Luca being Luca, the licence was expedited and their wedding held only one week later in a small church in the north of Australia, with sweeping views of a stunning tropical rainforest, accompanied by the sound of birds and waves. Unlike their first wedding, which had a guest list comprised of hundreds of Europe’s wealthy elite, the church had only a handful of attendees. Mia’s parents and a pair of her best friends from high school, Luca’s brother and niece, and his father, who, though frail and in a wheelchair, had been flown up from Sydney and sat in the front row with a blanket over his knees despite the heat of the day, an expression on his face that Mia found so incredibly familiar it blew her away.

Luca had said that he was like his father in many ways, and they certainly looked alike—all three of them, for Max had many similarities to Luca, too, and seeing the warmth between the brothers made Mia’s heart very happy. But more than that, seeing Luca with Carrick and knowing that her own words had helped bring about a reconciliation made her glow from the inside out. Because the resentment Luca had felt for his father had really only been hurting Luca, and in opening himself to love, to loving his father despite their imperfect past, he’d allowed himself to step into a happier future.

As for Amanda, Max’s daughter, Mia was entirely captivated. She was a charming, precocious, intelligent and funny eight-year-old who laughed readily and helped willingly. She went out of her way to care for Mia, sitting with her before the wedding, ferrying her cups of tea, doing everything she could to ensure Mia’s happiness. She would be an excellent older cousin, when the time came.

And though Mia had always known she wanted children—and she did—she wasn’t in any rush. She was young, and she was, evidently, just a little selfish when it came to Luca. She found the idea of sharing him, just yet, to be something she was not yet ready for.

There’d be plenty of time for that, in due course, but, for now, she simply wanted to enjoy being Mrs Luca Cavallaro.

Their wedding reception was at a Stone family property attached to the ‘pearl farm’, the most beautiful beach Mia had ever seen. The house itself was nestled in amongst a rainforest with sweeping views of the coastline on one side and ancient trees the other. The wrap-around balcony was adorned with fairy lights, and a long, straight table was set up on one edge, allowing their party to enjoy dinner.
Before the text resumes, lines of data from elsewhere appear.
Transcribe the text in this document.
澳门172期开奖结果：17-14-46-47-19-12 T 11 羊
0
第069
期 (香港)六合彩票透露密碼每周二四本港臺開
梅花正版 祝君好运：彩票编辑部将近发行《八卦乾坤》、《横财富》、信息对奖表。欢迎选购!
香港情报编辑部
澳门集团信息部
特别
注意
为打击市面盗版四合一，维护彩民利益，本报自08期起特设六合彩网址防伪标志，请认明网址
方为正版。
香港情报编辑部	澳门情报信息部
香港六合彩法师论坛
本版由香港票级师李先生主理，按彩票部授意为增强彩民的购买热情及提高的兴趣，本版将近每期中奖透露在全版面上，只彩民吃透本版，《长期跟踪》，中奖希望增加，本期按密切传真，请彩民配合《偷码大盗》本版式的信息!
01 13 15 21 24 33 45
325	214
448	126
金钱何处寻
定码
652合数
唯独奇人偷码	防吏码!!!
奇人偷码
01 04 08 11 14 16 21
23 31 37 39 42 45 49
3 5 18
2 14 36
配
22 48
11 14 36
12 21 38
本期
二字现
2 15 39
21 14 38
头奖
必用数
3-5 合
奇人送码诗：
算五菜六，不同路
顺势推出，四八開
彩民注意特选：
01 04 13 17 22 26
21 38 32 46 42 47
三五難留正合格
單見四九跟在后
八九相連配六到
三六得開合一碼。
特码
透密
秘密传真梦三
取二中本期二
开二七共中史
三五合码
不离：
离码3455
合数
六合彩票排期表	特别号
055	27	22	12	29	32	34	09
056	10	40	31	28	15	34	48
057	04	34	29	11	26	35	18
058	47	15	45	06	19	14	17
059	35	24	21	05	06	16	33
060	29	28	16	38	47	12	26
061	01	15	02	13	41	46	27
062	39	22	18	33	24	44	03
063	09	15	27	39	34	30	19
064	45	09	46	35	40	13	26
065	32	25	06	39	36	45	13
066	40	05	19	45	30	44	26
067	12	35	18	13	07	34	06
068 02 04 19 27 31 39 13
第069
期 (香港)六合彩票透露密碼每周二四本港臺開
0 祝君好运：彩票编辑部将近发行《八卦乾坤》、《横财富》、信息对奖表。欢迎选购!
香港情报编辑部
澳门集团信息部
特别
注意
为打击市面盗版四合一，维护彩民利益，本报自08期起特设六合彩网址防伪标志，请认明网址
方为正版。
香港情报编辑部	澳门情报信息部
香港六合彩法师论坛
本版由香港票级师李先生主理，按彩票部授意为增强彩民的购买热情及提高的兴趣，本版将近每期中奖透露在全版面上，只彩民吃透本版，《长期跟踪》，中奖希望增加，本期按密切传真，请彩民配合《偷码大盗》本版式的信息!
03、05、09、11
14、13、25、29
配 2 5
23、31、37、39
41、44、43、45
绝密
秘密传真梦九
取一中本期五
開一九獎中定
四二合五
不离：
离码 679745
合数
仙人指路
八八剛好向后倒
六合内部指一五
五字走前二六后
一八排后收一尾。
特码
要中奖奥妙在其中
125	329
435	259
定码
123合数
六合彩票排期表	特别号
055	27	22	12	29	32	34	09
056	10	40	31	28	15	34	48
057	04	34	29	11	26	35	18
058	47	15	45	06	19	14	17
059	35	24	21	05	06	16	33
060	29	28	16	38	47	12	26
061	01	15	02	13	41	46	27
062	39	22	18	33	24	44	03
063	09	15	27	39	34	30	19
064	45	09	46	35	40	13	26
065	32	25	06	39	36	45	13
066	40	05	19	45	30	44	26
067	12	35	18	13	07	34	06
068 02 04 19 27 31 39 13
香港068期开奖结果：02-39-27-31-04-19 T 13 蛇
Mia was already in love with Luca, but that night she fell completely in love with this property, his family, with all the parts of him, just as he’d said he felt for her.
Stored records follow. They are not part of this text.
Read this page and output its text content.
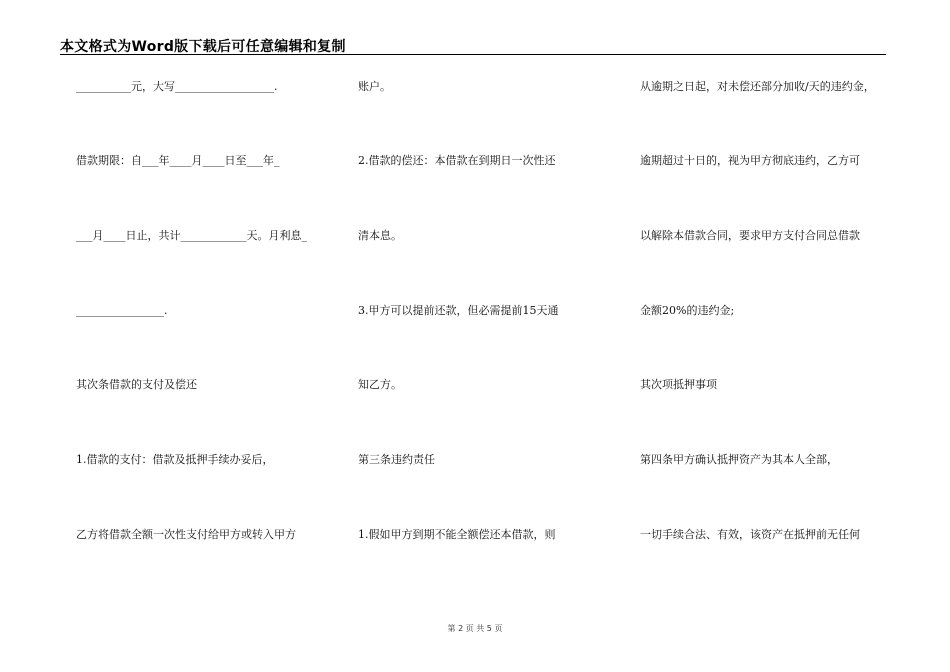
本文格式为Word版下载后可任意编辑和复制
__________元，大写__________________.
借款期限：自___年____月____日至___年_
___月____日止，共计____________天。月利息_
________________.
其次条借款的支付及偿还
1.借款的支付：借款及抵押手续办妥后，
乙方将借款全额一次性支付给甲方或转入甲方
账户。
2.借款的偿还：本借款在到期日一次性还
清本息。
3.甲方可以提前还款，但必需提前15天通
知乙方。
第三条违约责任
1.假如甲方到期不能全额偿还本借款，则
从逾期之日起，对未偿还部分加收/天的违约金，
逾期超过十日的，视为甲方彻底违约，乙方可
以解除本借款合同，要求甲方支付合同总借款
金额20%的违约金;
其次项抵押事项
第四条甲方确认抵押资产为其本人全部，
一切手续合法、有效，该资产在抵押前无任何
第 2 页 共 5 页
And seeing her parents so happy, so relaxed, gave Mia a freedom she’d never thought she’d know. They were imperfect, in many ways, and she would use her mother’s style of parenting as a guide of what not to do when she had children of her own, but she was a master at accepting them as they were, for their good, their bad, their mistakes, and loving them despite that. As with Luca and Carrick, letting herself acknowledge a person’s faults and then loving them anyway represented a freedom for Mia. Besides, with Luca by her side, nobody in the world had the power to hurt or wound her. She was truly, everlastingly content.